We’ve since addressed the networking issue. However, it created a large backlog of new services along with some incremental backups that were missed.

We are iteratively making application changes to increase the throughput of backups. One of the changes we made today is to temporarily reduce backups from 3x/day to 2x/day. This will provide additional backup slots to make progress on the backlog. Again, this is temporary and will revert back as soon we return to normal operations.

Ultimately we need additional infrastructure to permanently resolve the issues. We brought some new infrastructure online today and have more resources already en route to the UK which will come online within the next 2 weeks.

Please know we are treating this with the highest priority.

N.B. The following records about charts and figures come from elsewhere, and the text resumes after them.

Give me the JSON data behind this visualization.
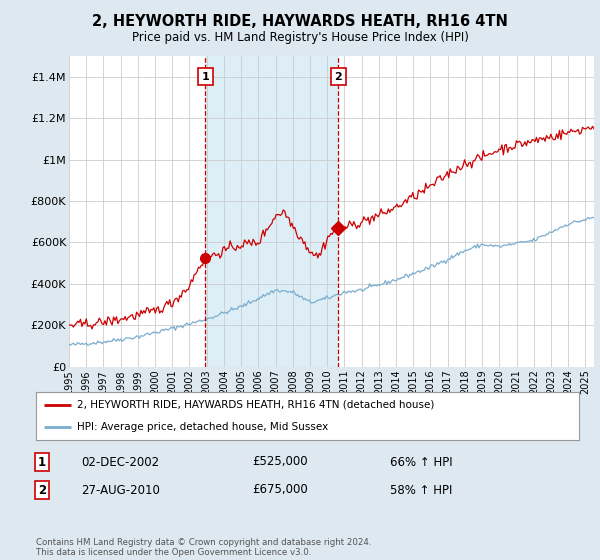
{
  "title": "2, HEYWORTH RIDE, HAYWARDS HEATH, RH16 4TN",
  "subtitle": "Price paid vs. HM Land Registry's House Price Index (HPI)",
  "ylim": [
    0,
    1500000
  ],
  "yticks": [
    0,
    200000,
    400000,
    600000,
    800000,
    1000000,
    1200000,
    1400000
  ],
  "ytick_labels": [
    "£0",
    "£200K",
    "£400K",
    "£600K",
    "£800K",
    "£1M",
    "£1.2M",
    "£1.4M"
  ],
  "sale1_date_num": 2002.92,
  "sale1_price": 525000,
  "sale1_date_str": "02-DEC-2002",
  "sale1_pct": "66%",
  "sale2_date_num": 2010.65,
  "sale2_price": 675000,
  "sale2_date_str": "27-AUG-2010",
  "sale2_pct": "58%",
  "line1_color": "#cc0000",
  "line2_color": "#7aadcf",
  "vline_color": "#cc0000",
  "shade_color": "#d0e8f5",
  "bg_color": "#dde8f0",
  "plot_bg": "#ffffff",
  "legend_line1": "2, HEYWORTH RIDE, HAYWARDS HEATH, RH16 4TN (detached house)",
  "legend_line2": "HPI: Average price, detached house, Mid Sussex",
  "footnote": "Contains HM Land Registry data © Crown copyright and database right 2024.\nThis data is licensed under the Open Government Licence v3.0.",
  "xmin": 1995,
  "xmax": 2025.5
}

We’ll continue to post regular updates. If you have any specific questions please open a ticket with Datto Support.
Posted Nov 18, 2021 - 23:11 UTC
Update
Several configuration changes have been made to increase the number of concurrent Exchange backup runs. Exchange backup success rates are improving although it may be several days before the backlog is eliminated and for backup reports to reflect the improving state. In particular, new customer ingest will be delayed since general priority is given to existing incremental backups. We expect normal operations by the end of the week. If you have a specific concern, please raise a support ticket.
Posted Nov 16, 2021 - 21:35 UTC
Identified
The issue has been identified and a fix is being implemented.
Posted Nov 15, 2021 - 13:59 UTC
Investigating
We are currently aware of a problem where environments in the UK are experiencing decreased backup success rates and slow ingest speeds.

Our Engineering team is currently investigating this issue.

Currently, we do not have an ETA on when a fix will be available.

You can monitor the current status of this issue at https://status.datto.com/
Posted Nov 12, 2021 - 20:21 UTC
This incident affects: Datto SaaS Protection and Backupify (Backupify Backups).